Do you have to pay for medical treatment from the Department of Veterans Affairs (VA)? Will the VA treat you for medical conditions not related to your military service?
Most nonservice-connected veterans and noncompensable 0% service-connected veterans are required to complete an annual means test or to agree to pay VA the applicable copayment. The means test is based on their family's income and net worth. Some veterans are required to make copayments for their care and medications.
Veterans are requested to provide health insurance information. VA is required to submit claims to insurance carriers for treatment of all nonservice-connected conditions. Reimbursement received from insurance carriers are retained at the VA health care facility where treatment was received. These funds are used to provide additional health care services to all veterans.
Certain nonservice-connected and 0% noncompensable service-connected veterans are required to fill out the financial worksheet, which is known as a "Means Test." A means test is a gathering of financial information by which VA determines your priority group for enrollment, and whether or not you are required to make copayments for the service you receive. The means test is based on prior year income and net worth. However, you can apply for an exemption from paying those copayments to avoid a hardship if projections of your income for the current year will be substantially below the applicable income threshold.
If you don't want to complete the financial worksheet, you must agree to pay a copayment to the VA. This means that you accept placement in priority group 8 and are responsible for making the required copayments.
A hardship determination is a process by which veterans enrolled in Priority Group 7 & 8 may request a change in their enrollment priority group if their projected income for the current year will be substantially lower than their income from the previous year. Circumstances that might warrant hardship determination would be the loss of employment, business bankruptcy, or out-of-pocket medical expenses.
If you are receiving medical treatment from the VA, they will also provide necessary prescriptions. For more information on the current copayment rates, visit the Department of Veterans Affairs website. Service-connected veterans rated 50% or more, service-connected veterans receiving medications for a service-connected condition, or nonservice-connected veterans who meet the low-income criteria are exempt from the prescription copayment. This income threshold changes annually.
Four Basic Types of Co-payments
- Medication – Prescription copayment charges were established by Congress.

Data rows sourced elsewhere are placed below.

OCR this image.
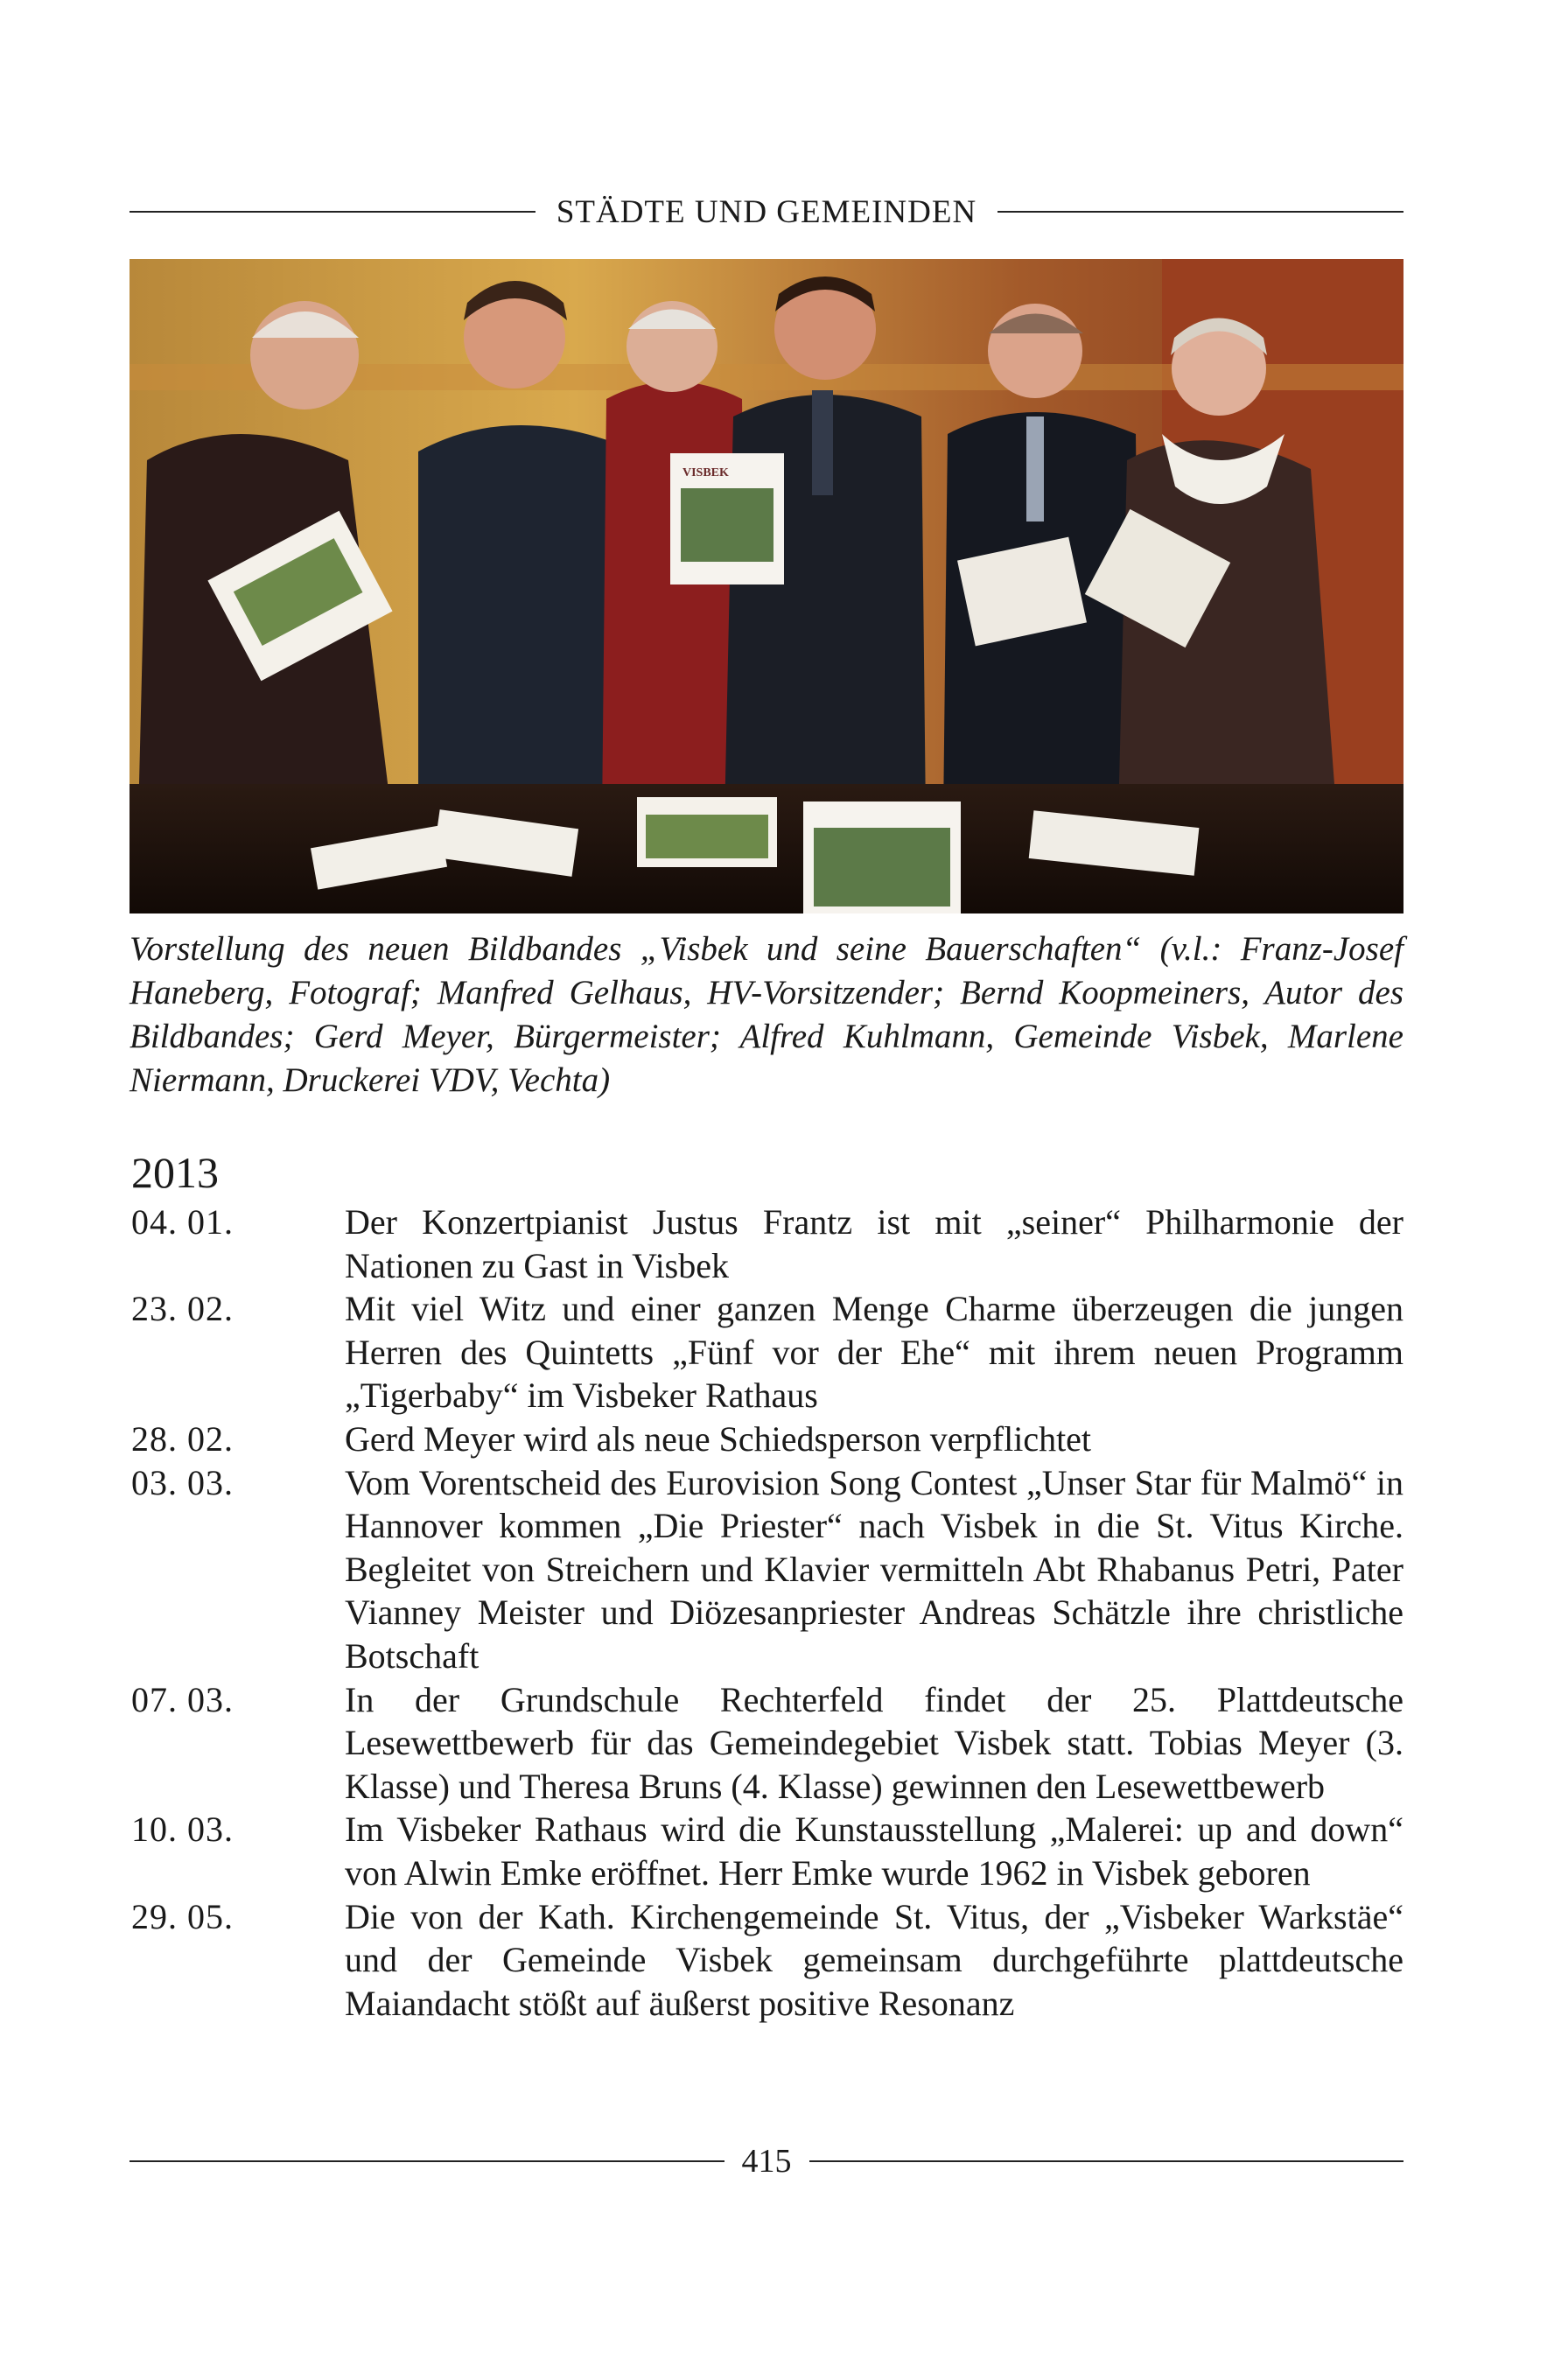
STÄDTE UND GEMEINDEN
VISBEK
Vorstellung des neuen Bildbandes „Visbek und seine Bauerschaften“ (v.l.: Franz-Josef Haneberg, Fotograf; Manfred Gelhaus, HV-Vorsitzender; Bernd Koopmeiners, Autor des Bildbandes; Gerd Meyer, Bürgermeister; Alfred Kuhlmann, Gemeinde Visbek, Marlene Niermann, Druckerei VDV, Vechta)
2013
04. 01.	Der Konzertpianist Justus Frantz ist mit „seiner“ Philharmonie der Nationen zu Gast in Visbek
23. 02.	Mit viel Witz und einer ganzen Menge Charme überzeugen die jungen Herren des Quintetts „Fünf vor der Ehe“ mit ihrem neuen Programm „Tigerbaby“ im Visbeker Rathaus
28. 02.	Gerd Meyer wird als neue Schiedsperson verpflichtet
03. 03.	Vom Vorentscheid des Eurovision Song Contest „Unser Star für Malmö“ in Hannover kommen „Die Priester“ nach Visbek in die St. Vitus Kirche. Begleitet von Streichern und Klavier vermitteln Abt Rhabanus Petri, Pater Vianney Meister und Diözesanpriester Andreas Schätzle ihre christliche Botschaft
07. 03.	In der Grundschule Rechterfeld findet der 25. Plattdeutsche Lesewettbewerb für das Gemeindegebiet Visbek statt. Tobias Meyer (3. Klasse) und Theresa Bruns (4. Klasse) gewinnen den Lesewettbewerb
10. 03.	Im Visbeker Rathaus wird die Kunstausstellung „Malerei: up and down“ von Alwin Emke eröffnet. Herr Emke wurde 1962 in Visbek geboren
29. 05.	Die von der Kath. Kirchengemeinde St. Vitus, der „Visbeker Warkstäe“ und der Gemeinde Visbek gemeinsam durchgeführte plattdeutsche Maiandacht stößt auf äußerst positive Resonanz
415
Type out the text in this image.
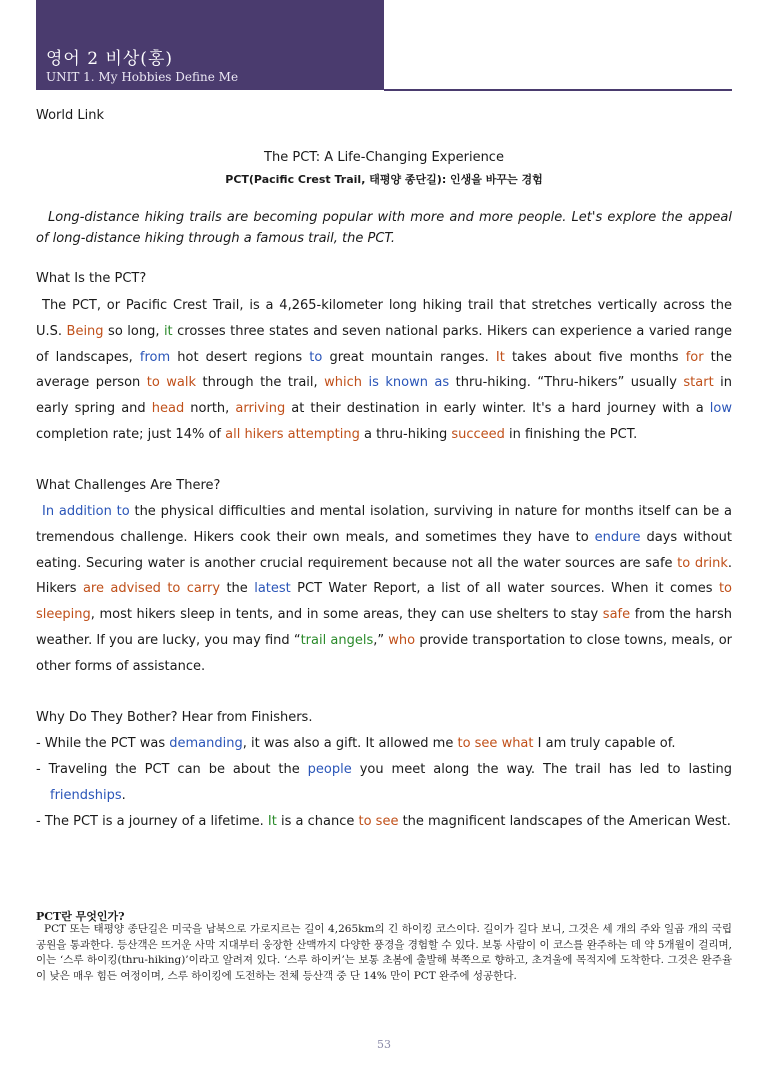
영어 2 비상(홍)
UNIT 1. My Hobbies Define Me
World Link
The PCT: A Life-Changing Experience
PCT(Pacific Crest Trail, 태평양 종단길): 인생을 바꾸는 경험
Long-distance hiking trails are becoming popular with more and more people. Let's explore the appeal of long-distance hiking through a famous trail, the PCT.
What Is the PCT?
The PCT, or Pacific Crest Trail, is a 4,265-kilometer long hiking trail that stretches vertically across the U.S. Being so long, it crosses three states and seven national parks. Hikers can experience a varied range of landscapes, from hot desert regions to great mountain ranges. It takes about five months for the average person to walk through the trail, which is known as thru-hiking. “Thru-hikers” usually start in early spring and head north, arriving at their destination in early winter. It's a hard journey with a low completion rate; just 14% of all hikers attempting a thru-hiking succeed in finishing the PCT.
What Challenges Are There?
In addition to the physical difficulties and mental isolation, surviving in nature for months itself can be a tremendous challenge. Hikers cook their own meals, and sometimes they have to endure days without eating. Securing water is another crucial requirement because not all the water sources are safe to drink. Hikers are advised to carry the latest PCT Water Report, a list of all water sources. When it comes to sleeping, most hikers sleep in tents, and in some areas, they can use shelters to stay safe from the harsh weather. If you are lucky, you may find “trail angels,” who provide transportation to close towns, meals, or other forms of assistance.
Why Do They Bother? Hear from Finishers.
- While the PCT was demanding, it was also a gift. It allowed me to see what I am truly capable of.
- Traveling the PCT can be about the people you meet along the way. The trail has led to lasting friendships.
- The PCT is a journey of a lifetime. It is a chance to see the magnificent landscapes of the American West.
PCT란 무엇인가?
PCT 또는 태평양 종단길은 미국을 남북으로 가로지르는 길이 4,265km의 긴 하이킹 코스이다. 길이가 길다 보니, 그것은 세 개의 주와 일곱 개의 국립공원을 통과한다. 등산객은 뜨거운 사막 지대부터 웅장한 산맥까지 다양한 풍경을 경험할 수 있다. 보통 사람이 이 코스를 완주하는 데 약 5개월이 걸리며, 이는 ‘스루 하이킹(thru-hiking)’이라고 알려져 있다. ‘스루 하이커’는 보통 초봄에 출발해 북쪽으로 향하고, 초겨울에 목적지에 도착한다. 그것은 완주율이 낮은 매우 힘든 여정이며, 스루 하이킹에 도전하는 전체 등산객 중 단 14% 만이 PCT 완주에 성공한다.
53
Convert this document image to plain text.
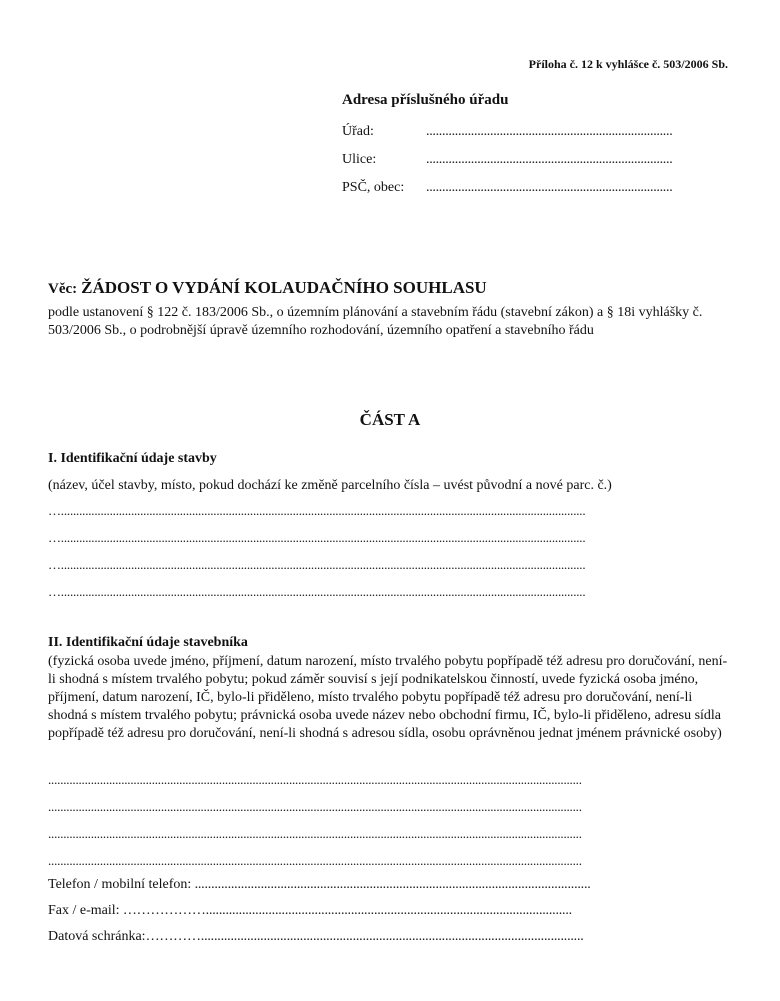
Příloha č. 12 k vyhlášce č. 503/2006 Sb.
Adresa příslušného úřadu
Úřad:	.............................................................................
Ulice:	.............................................................................
PSČ, obec: .............................................................................
Věc: ŽÁDOST O VYDÁNÍ KOLAUDAČNÍHO SOUHLASU
podle ustanovení § 122 č. 183/2006 Sb., o územním plánování a stavebním řádu (stavební zákon) a § 18i vyhlášky č. 503/2006 Sb., o podrobnější úpravě územního rozhodování, územního opatření a stavebního řádu
ČÁST A
I. Identifikační údaje stavby
(název, účel stavby, místo, pokud dochází ke změně parcelního čísla – uvést původní a nové parc. č.)
…............................................................................................................................................................................
…............................................................................................................................................................................
…............................................................................................................................................................................
…............................................................................................................................................................................
II. Identifikační údaje stavebníka
(fyzická osoba uvede jméno, příjmení, datum narození, místo trvalého pobytu popřípadě též adresu pro doručování, není-li shodná s místem trvalého pobytu; pokud záměr souvisí s její podnikatelskou činností, uvede fyzická osoba jméno, příjmení, datum narození, IČ, bylo-li přiděleno, místo trvalého pobytu popřípadě též adresu pro doručování, není-li shodná s místem trvalého pobytu; právnická osoba uvede název nebo obchodní firmu, IČ, bylo-li přiděleno, adresu sídla popřípadě též adresu pro doručování, není-li shodná s adresou sídla, osobu oprávněnou jednat jménem právnické osoby)
...............................................................................................................................................................................
...............................................................................................................................................................................
...............................................................................................................................................................................
...............................................................................................................................................................................
Telefon / mobilní telefon: ........................................................................................................................
Fax / e-mail: ………………...............................................................................................................
Datová schránka:…………....................................................................................................................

The charge ranges from $5 to $11 for each 30 day or less supply of medications provided on an outpatient basis for nonservice-connected conditions.
- Outpatient – The copayments will be based on primary care visits ($15) and specialty care visits ($50).
- Inpatient – Congress determined the appropriate inpatient copayment should be the current inpatient Medicare Deductible Rate ($1,408 in 2020) for the first 90 days that you remain in the hospital plus a $10 per diem charge.
- Long Term Care – VA charges for Long Term Care Services vary by type of service provided and the individual veterans ability to pay.
Veteran Health Insurance
Whether or not you have insurance does not effect your eligibility for VA health care benefits.
If you are receiving care for a nonservice-connected condition and have health insurance, your insurance carrier will be billed. VA doesn't bill your health insurance carrier for service-connected disabilities.
The law requires VA to bill private health insurance companies for all nonservice-connected care a veteran receives. Additionally, if you are a veteran who is subject to a copayment and are receiving VA care for your non service connected disability, providing VA your insurance information lets VA submit a claim to your health insurance company, so maybe you won't be billed.
You will NOT be responsible for any unpaid balance that the insurance carrier does not pay except for VA copayments. In addition, many insurance companies will apply VA health care charges toward the satisfaction of your annual deductible.